Après une première partie sur l’éducation, François Fillon fit remarquer que la seule réponse apportée par ses rivaux était toujours plus d’effectifs, c.-à-d. « des solutions qui ne seront pas mises en oeuvre ou mèneront à la faillite ». Sur la sécurité, après les interventions de Le Pen et Fillon sur leurs projets, Mélenchon fit remarquer que la délinquance financière n’attirait pas beaucoup l’attention et qu’il augmenterait les moyens qui lui sont consacrés. De son côté, Macron appela à raison garder et à rester proportionné, ce qui lui valut une réaction de Le Pen, laquelle parla d’une « explosion de l’insécurité » et de sa volonté de supprimer les aides sociales aux parents de mineurs délinquants. A l’entente de ces propos, Hamon bondit et déclara que la candidate FN était « droguée aux faits divers » et que ce qu’elle disait « n’était pas sérieux ».

L’immigration a vu Fillon affirmer son désaccord avec Macron qui, lors de sa visite à Berlin, avait salué le travail de Merkel sur les réfugiés. Pour le reste, les candidats ont été dans leurs veines habituelles, avec Le Pen évoquant le droit d’asile « dévoyé », les « pompes aspirantes » à l’immigration (c.-à-d. les aides sociales), les terroristes qui se glissent parmi les immigrés, etc. Mélenchon fut le seul à vraiment la contredire pendant sa tirade et lui faire les gros yeux.

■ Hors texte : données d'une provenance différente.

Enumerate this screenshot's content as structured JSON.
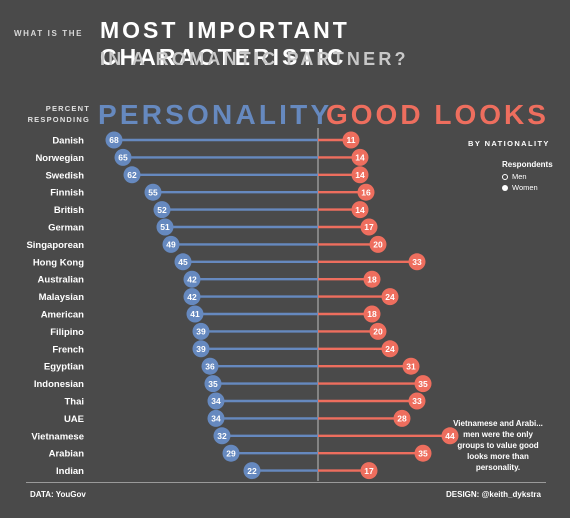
{
  "header": {
    "question_prefix": "WHAT IS THE",
    "title_line1": "MOST IMPORTANT CHARACTERISTIC",
    "title_line2": "IN A ROMANTIC PARTNER?",
    "percent_label_1": "PERCENT",
    "percent_label_2": "RESPONDING",
    "left_heading": "PERSONALITY",
    "right_heading": "GOOD LOOKS",
    "by_label": "BY NATIONALITY"
  },
  "legend": {
    "title": "Respondents",
    "items": [
      "Men",
      "Women"
    ]
  },
  "annotation": {
    "line1": "Vietnamese and Arabi...",
    "line2": "men were the only",
    "line3": "groups to value good",
    "line4": "looks more than",
    "line5": "personality."
  },
  "footer": {
    "source_label": "DATA:",
    "source_value": "YouGov",
    "design_label": "DESIGN:",
    "design_value": "@keith_dykstra"
  },
  "colors": {
    "background": "#4a4a4a",
    "personality": "#6689bf",
    "good_looks": "#ee6e5e"
  },
  "chart_data": {
    "type": "bar",
    "categories": [
      "Danish",
      "Norwegian",
      "Swedish",
      "Finnish",
      "British",
      "German",
      "Singaporean",
      "Hong Kong",
      "Australian",
      "Malaysian",
      "American",
      "Filipino",
      "French",
      "Egyptian",
      "Indonesian",
      "Thai",
      "UAE",
      "Vietnamese",
      "Arabian",
      "Indian"
    ],
    "series": [
      {
        "name": "PERSONALITY",
        "values": [
          68,
          65,
          62,
          55,
          52,
          51,
          49,
          45,
          42,
          42,
          41,
          39,
          39,
          36,
          35,
          34,
          34,
          32,
          29,
          22
        ]
      },
      {
        "name": "GOOD LOOKS",
        "values": [
          11,
          14,
          14,
          16,
          14,
          17,
          20,
          33,
          18,
          24,
          18,
          20,
          24,
          31,
          35,
          33,
          28,
          44,
          35,
          17
        ]
      }
    ],
    "xlim": [
      0,
      70
    ]
  }
}
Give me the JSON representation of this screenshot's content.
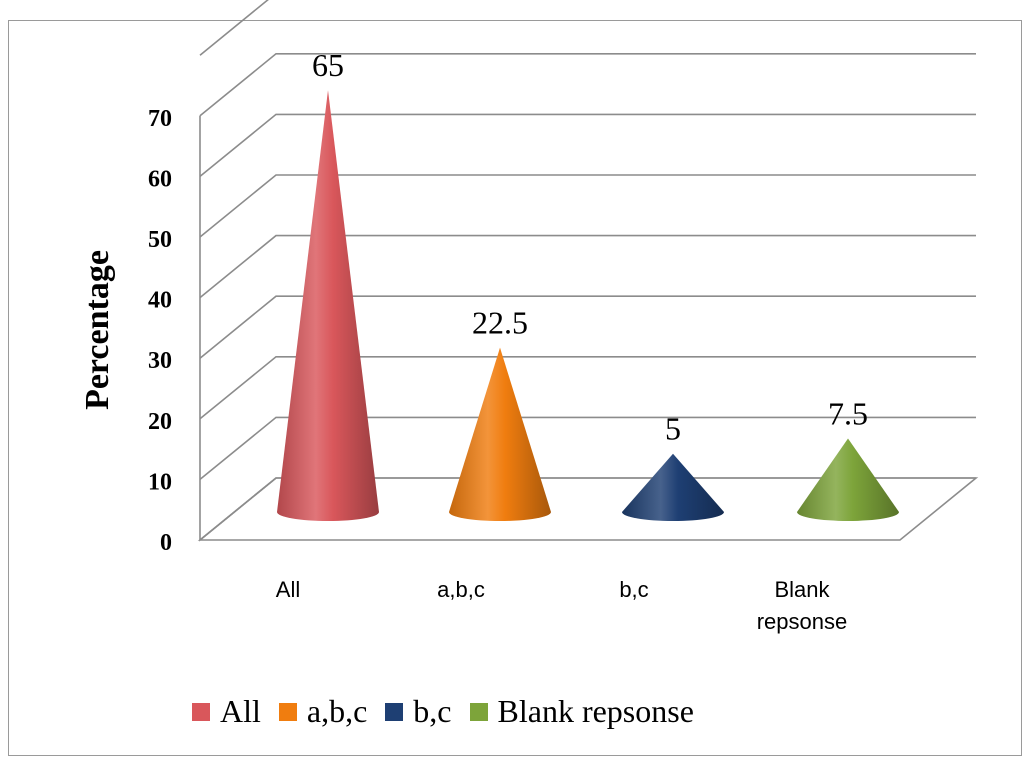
{
  "chart_data": {
    "type": "bar",
    "style": "3d-cone",
    "categories": [
      "All",
      "a,b,c",
      "b,c",
      "Blank repsonse"
    ],
    "values": [
      65,
      22.5,
      5,
      7.5
    ],
    "data_labels": [
      "65",
      "22.5",
      "5",
      "7.5"
    ],
    "colors": [
      "#d9575b",
      "#f07d0f",
      "#1e3f73",
      "#7da43a"
    ],
    "title": "",
    "xlabel": "",
    "ylabel": "Percentage",
    "ylim": [
      0,
      70
    ],
    "yticks": [
      "0",
      "10",
      "20",
      "30",
      "40",
      "50",
      "60",
      "70"
    ],
    "grid": true,
    "legend": {
      "position": "bottom",
      "entries": [
        "All",
        "a,b,c",
        "b,c",
        "Blank repsonse"
      ]
    }
  }
}
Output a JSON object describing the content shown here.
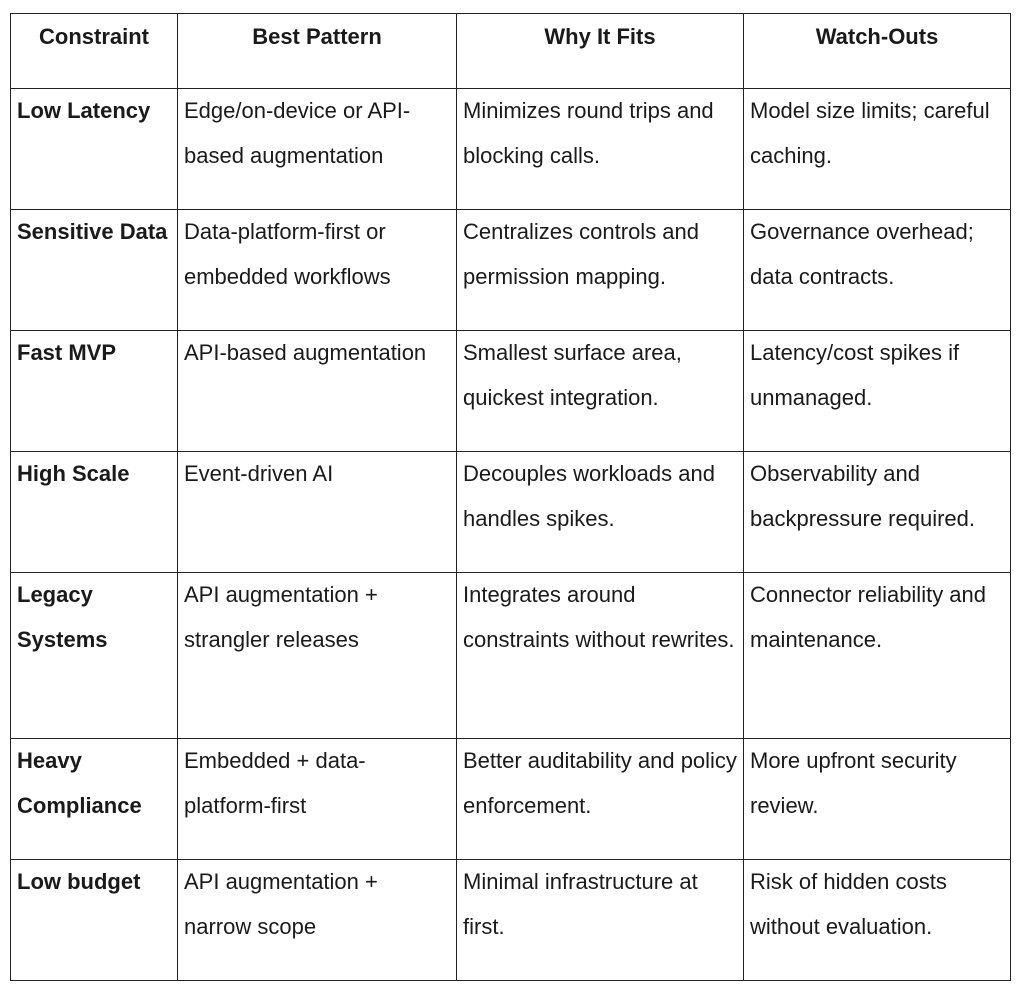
{
  "table": {
    "headers": [
      "Constraint",
      "Best Pattern",
      "Why It Fits",
      "Watch-Outs"
    ],
    "rows": [
      {
        "constraint": "Low Latency",
        "pattern": "Edge/on-device or API-based augmentation",
        "why": "Minimizes round trips and blocking calls.",
        "watch": "Model size limits; careful caching."
      },
      {
        "constraint": "Sensitive Data",
        "pattern": "Data-platform-first or embedded workflows",
        "why": "Centralizes controls and permission mapping.",
        "watch": "Governance overhead; data contracts."
      },
      {
        "constraint": "Fast MVP",
        "pattern": "API-based augmentation",
        "why": "Smallest surface area, quickest integration.",
        "watch": "Latency/cost spikes if unmanaged."
      },
      {
        "constraint": "High Scale",
        "pattern": "Event-driven AI",
        "why": "Decouples workloads and handles spikes.",
        "watch": "Observability and backpressure required."
      },
      {
        "constraint": "Legacy Systems",
        "pattern": "API augmentation + strangler releases",
        "why": "Integrates around constraints without rewrites.",
        "watch": "Connector reliability and maintenance."
      },
      {
        "constraint": "Heavy Compliance",
        "pattern": "Embedded + data-platform-first",
        "why": "Better auditability and policy enforcement.",
        "watch": "More upfront security review."
      },
      {
        "constraint": "Low budget",
        "pattern": "API augmentation + narrow scope",
        "why": "Minimal infrastructure at first.",
        "watch": "Risk of hidden costs without evaluation."
      }
    ]
  }
}
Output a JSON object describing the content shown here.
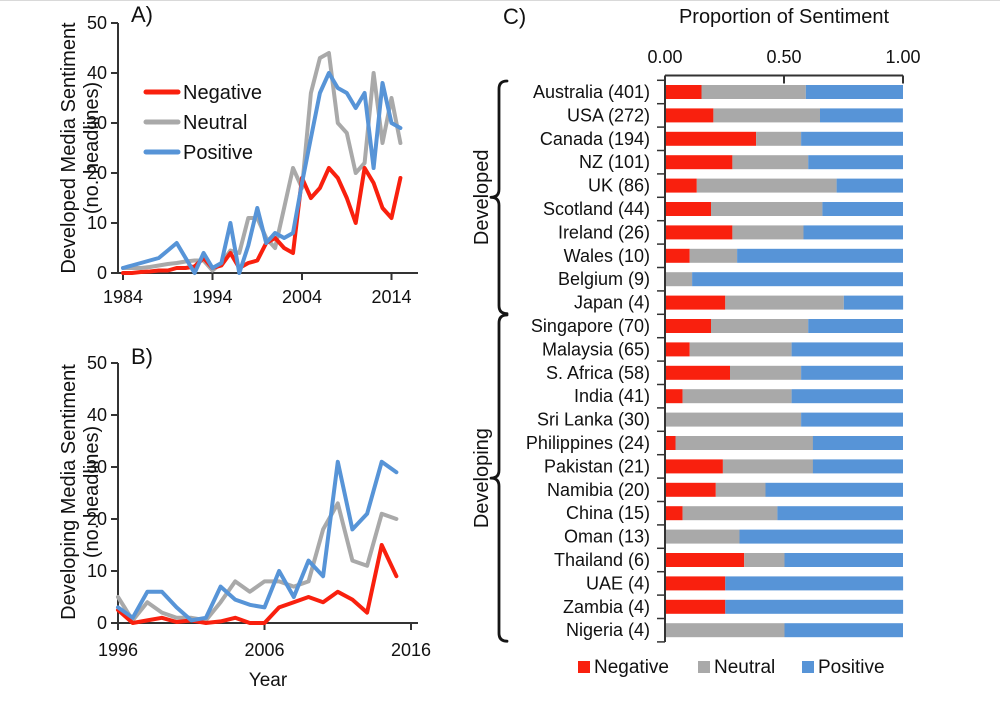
{
  "colors": {
    "negative": "#f9200e",
    "neutral": "#a9a9a9",
    "positive": "#5794d7",
    "axis": "#333333",
    "text": "#111111"
  },
  "panel_a": {
    "letter": "A)",
    "ylabel_line1": "Developed Media Sentiment",
    "ylabel_line2": "(no. headlines)"
  },
  "panel_b": {
    "letter": "B)",
    "ylabel_line1": "Developing Media Sentiment",
    "ylabel_line2": "(no. headlines)",
    "xlabel": "Year"
  },
  "panel_c": {
    "letter": "C)",
    "title": "Proportion of Sentiment"
  },
  "chart_data": [
    {
      "id": "A",
      "type": "line",
      "ylabel": "Developed Media Sentiment (no. headlines)",
      "ylim": [
        0,
        50
      ],
      "yticks": [
        0,
        10,
        20,
        30,
        40,
        50
      ],
      "xticks": [
        "1984",
        "1994",
        "2004",
        "2014"
      ],
      "xtick_years": [
        1984,
        1994,
        2004,
        2014
      ],
      "years": [
        1984,
        1985,
        1986,
        1987,
        1988,
        1989,
        1990,
        1991,
        1992,
        1993,
        1994,
        1995,
        1996,
        1997,
        1998,
        1999,
        2000,
        2001,
        2002,
        2003,
        2004,
        2005,
        2006,
        2007,
        2008,
        2009,
        2010,
        2011,
        2012,
        2013,
        2014,
        2015
      ],
      "legend": [
        "Negative",
        "Neutral",
        "Positive"
      ],
      "series": [
        {
          "name": "Negative",
          "color_key": "negative",
          "values": [
            0,
            0,
            0.2,
            0.3,
            0.5,
            0.5,
            1,
            1,
            1.3,
            3,
            1,
            1.5,
            4,
            1,
            2,
            2.5,
            6,
            7,
            5,
            4,
            19,
            15,
            17,
            21,
            19,
            15,
            10,
            21,
            18,
            13,
            11,
            19
          ]
        },
        {
          "name": "Neutral",
          "color_key": "neutral",
          "values": [
            1,
            1,
            1,
            1.2,
            1.5,
            1.8,
            2,
            2.3,
            2.5,
            2.5,
            0.5,
            2,
            4.5,
            4,
            11,
            11,
            7,
            5,
            13,
            21,
            17,
            36,
            43,
            44,
            30,
            28,
            20,
            22,
            40,
            26,
            35,
            26
          ]
        },
        {
          "name": "Positive",
          "color_key": "positive",
          "values": [
            1,
            1.5,
            2,
            2.5,
            3,
            4.5,
            6,
            3,
            0,
            4,
            1,
            2,
            10,
            0,
            5.5,
            13,
            6,
            8,
            7,
            8,
            18,
            27,
            36,
            40,
            37,
            36,
            33,
            36,
            21,
            38,
            30,
            29
          ]
        }
      ]
    },
    {
      "id": "B",
      "type": "line",
      "ylabel": "Developing Media Sentiment (no. headlines)",
      "xlabel": "Year",
      "ylim": [
        0,
        50
      ],
      "yticks": [
        0,
        10,
        20,
        30,
        40,
        50
      ],
      "xticks": [
        "1996",
        "2006",
        "2016"
      ],
      "xtick_years": [
        1996,
        2006,
        2016
      ],
      "years": [
        1996,
        1997,
        1998,
        1999,
        2000,
        2001,
        2002,
        2003,
        2004,
        2005,
        2006,
        2007,
        2008,
        2009,
        2010,
        2011,
        2012,
        2013,
        2014,
        2015
      ],
      "legend": [
        "Negative",
        "Neutral",
        "Positive"
      ],
      "series": [
        {
          "name": "Negative",
          "color_key": "negative",
          "values": [
            2.5,
            0,
            0.5,
            1,
            0.2,
            0.5,
            0,
            0.3,
            1,
            0,
            0,
            3,
            4,
            5,
            4,
            6,
            4.5,
            2,
            15,
            9
          ]
        },
        {
          "name": "Neutral",
          "color_key": "neutral",
          "values": [
            5,
            0.5,
            4,
            2,
            1,
            1,
            0.5,
            4,
            8,
            6,
            8,
            8,
            7,
            8,
            18,
            23,
            12,
            11,
            21,
            20
          ]
        },
        {
          "name": "Positive",
          "color_key": "positive",
          "values": [
            3,
            1,
            6,
            6,
            3,
            0.5,
            1,
            7,
            4.5,
            3.5,
            3,
            10,
            5,
            12,
            9,
            31,
            18,
            21,
            31,
            29
          ]
        }
      ]
    },
    {
      "id": "C",
      "type": "stacked-bar-horizontal",
      "title": "Proportion of Sentiment",
      "xlim": [
        0,
        1
      ],
      "xticks": [
        "0.00",
        "0.50",
        "1.00"
      ],
      "xtick_values": [
        0,
        0.5,
        1
      ],
      "legend": [
        "Negative",
        "Neutral",
        "Positive"
      ],
      "groups": [
        {
          "label": "Developed",
          "rows": [
            {
              "label": "Australia (401)",
              "negative": 0.15,
              "neutral": 0.44,
              "positive": 0.41
            },
            {
              "label": "USA (272)",
              "negative": 0.2,
              "neutral": 0.45,
              "positive": 0.35
            },
            {
              "label": "Canada (194)",
              "negative": 0.38,
              "neutral": 0.19,
              "positive": 0.43
            },
            {
              "label": "NZ (101)",
              "negative": 0.28,
              "neutral": 0.32,
              "positive": 0.4
            },
            {
              "label": "UK (86)",
              "negative": 0.13,
              "neutral": 0.59,
              "positive": 0.28
            },
            {
              "label": "Scotland (44)",
              "negative": 0.19,
              "neutral": 0.47,
              "positive": 0.34
            },
            {
              "label": "Ireland (26)",
              "negative": 0.28,
              "neutral": 0.3,
              "positive": 0.42
            },
            {
              "label": "Wales (10)",
              "negative": 0.1,
              "neutral": 0.2,
              "positive": 0.7
            },
            {
              "label": "Belgium (9)",
              "negative": 0.0,
              "neutral": 0.11,
              "positive": 0.89
            },
            {
              "label": "Japan (4)",
              "negative": 0.25,
              "neutral": 0.5,
              "positive": 0.25
            }
          ]
        },
        {
          "label": "Developing",
          "rows": [
            {
              "label": "Singapore (70)",
              "negative": 0.19,
              "neutral": 0.41,
              "positive": 0.4
            },
            {
              "label": "Malaysia (65)",
              "negative": 0.1,
              "neutral": 0.43,
              "positive": 0.47
            },
            {
              "label": "S. Africa (58)",
              "negative": 0.27,
              "neutral": 0.3,
              "positive": 0.43
            },
            {
              "label": "India (41)",
              "negative": 0.07,
              "neutral": 0.46,
              "positive": 0.47
            },
            {
              "label": "Sri Lanka (30)",
              "negative": 0.0,
              "neutral": 0.57,
              "positive": 0.43
            },
            {
              "label": "Philippines (24)",
              "negative": 0.04,
              "neutral": 0.58,
              "positive": 0.38
            },
            {
              "label": "Pakistan (21)",
              "negative": 0.24,
              "neutral": 0.38,
              "positive": 0.38
            },
            {
              "label": "Namibia (20)",
              "negative": 0.21,
              "neutral": 0.21,
              "positive": 0.58
            },
            {
              "label": "China (15)",
              "negative": 0.07,
              "neutral": 0.4,
              "positive": 0.53
            },
            {
              "label": "Oman (13)",
              "negative": 0.0,
              "neutral": 0.31,
              "positive": 0.69
            },
            {
              "label": "Thailand (6)",
              "negative": 0.33,
              "neutral": 0.17,
              "positive": 0.5
            },
            {
              "label": "UAE (4)",
              "negative": 0.25,
              "neutral": 0.0,
              "positive": 0.75
            },
            {
              "label": "Zambia (4)",
              "negative": 0.25,
              "neutral": 0.0,
              "positive": 0.75
            },
            {
              "label": "Nigeria (4)",
              "negative": 0.0,
              "neutral": 0.5,
              "positive": 0.5
            }
          ]
        }
      ]
    }
  ]
}
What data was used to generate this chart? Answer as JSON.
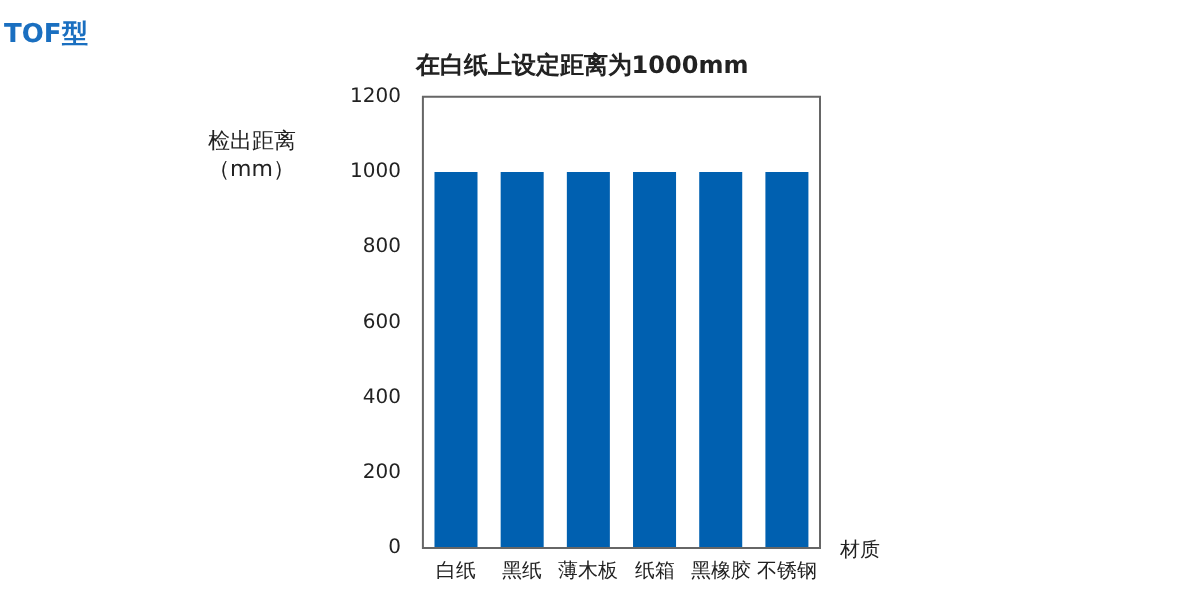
{
  "chart_data": {
    "type": "bar",
    "title": "在白纸上设定距离为1000mm",
    "subtitle": "TOF型",
    "ylabel": "检出距离（mm）",
    "xlabel": "材质",
    "categories": [
      "白纸",
      "黑纸",
      "薄木板",
      "纸箱",
      "黑橡胶",
      "不锈钢"
    ],
    "values": [
      1000,
      1000,
      1000,
      1000,
      1000,
      1000
    ],
    "color": "#0060b0",
    "ylim": [
      0,
      1200
    ],
    "yticks": [
      0,
      200,
      400,
      600,
      800,
      1000,
      1200
    ],
    "grid": false,
    "legend": false
  }
}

La partie sur la laïcité a en revanche été animée. La séquence commence quand Le Pen déclare que personne n’a contesté la loi de 1905 pendant un siècle. « Vous plaisantez ? » s’indigne Mélenchon en rappelant l’attitude l’Église catholique. Le Pen le lui concède du bout des lèvres et entame une grande tirade contre le communautarisme. « Mais alors, on abroge le  concordat ? » demande en chœur et avec malice Hamon et Mélenchon. « Non, non, non ! » réplique Le Pen. « Ouais … la laïcité comme ça vous arrange, en fait » rétorque Hamon. Gros plan sur Macron qui se marre. Le Pen reprend : « Vous ne voulez pas voir la gravité de la situation, il y a quelques années il n’y avait pas de burkinis sur les plages, je sais que vous êtes pour, monsieur Macron ». Celui-ci cesse aussitôt de rigoler et réagit dans l’instant : « Vous serez gentille, je ne vous fait pas parler, je n’ai pas besoin d’un ventriloque. Le burkini n’est pas lié à la laïcité, mais à l’ordre public ». Mélenchon l’approuve : « Bien évidemment ». Macron continue : « Je ne veux pas rentrer dans le piège d’en faire un débat sur la laïcité (…) vous divisez la société (…) c’est un problème d’ordre public, pas un grand problème de théorie, ne divisez pas les Français dessus ». Visiblement surprise par la contre-attaque, Le Pen accuse le coup et subit la réplique. Quand Macron en a terminé, elle tente de reprendre : « Pensez aux femmes qui ne peuvent pas se vêtir comme elles veulent ». Mélenchon lui répond : « Vous confondez la bataille idéologique. On ne va pas établir une police du vêtement en rue ». MLP « On l’a fait à l’école ». JLM : « L’école est un endroit particulier ». Fillon qui s’était jusque-là garder d’intervenir s’immisce enfin : « Cette émission est un débat entre Marine Le Pen et Jean-Luc Mélenchon ». Et il prend la main pour exposer sa vision de la question.

 

Dossier suivant, et pas le moindre : les institutions publics et leur crédibilité. « Les Français se défient de vous » lance le présentateur Gilles Bouleau. « Tout le monde y passe » répond Mélenchon, « même les médias. Je crois qu’ils vous détestent plus que nous ». Le Pen se marre et n’est pas la seule.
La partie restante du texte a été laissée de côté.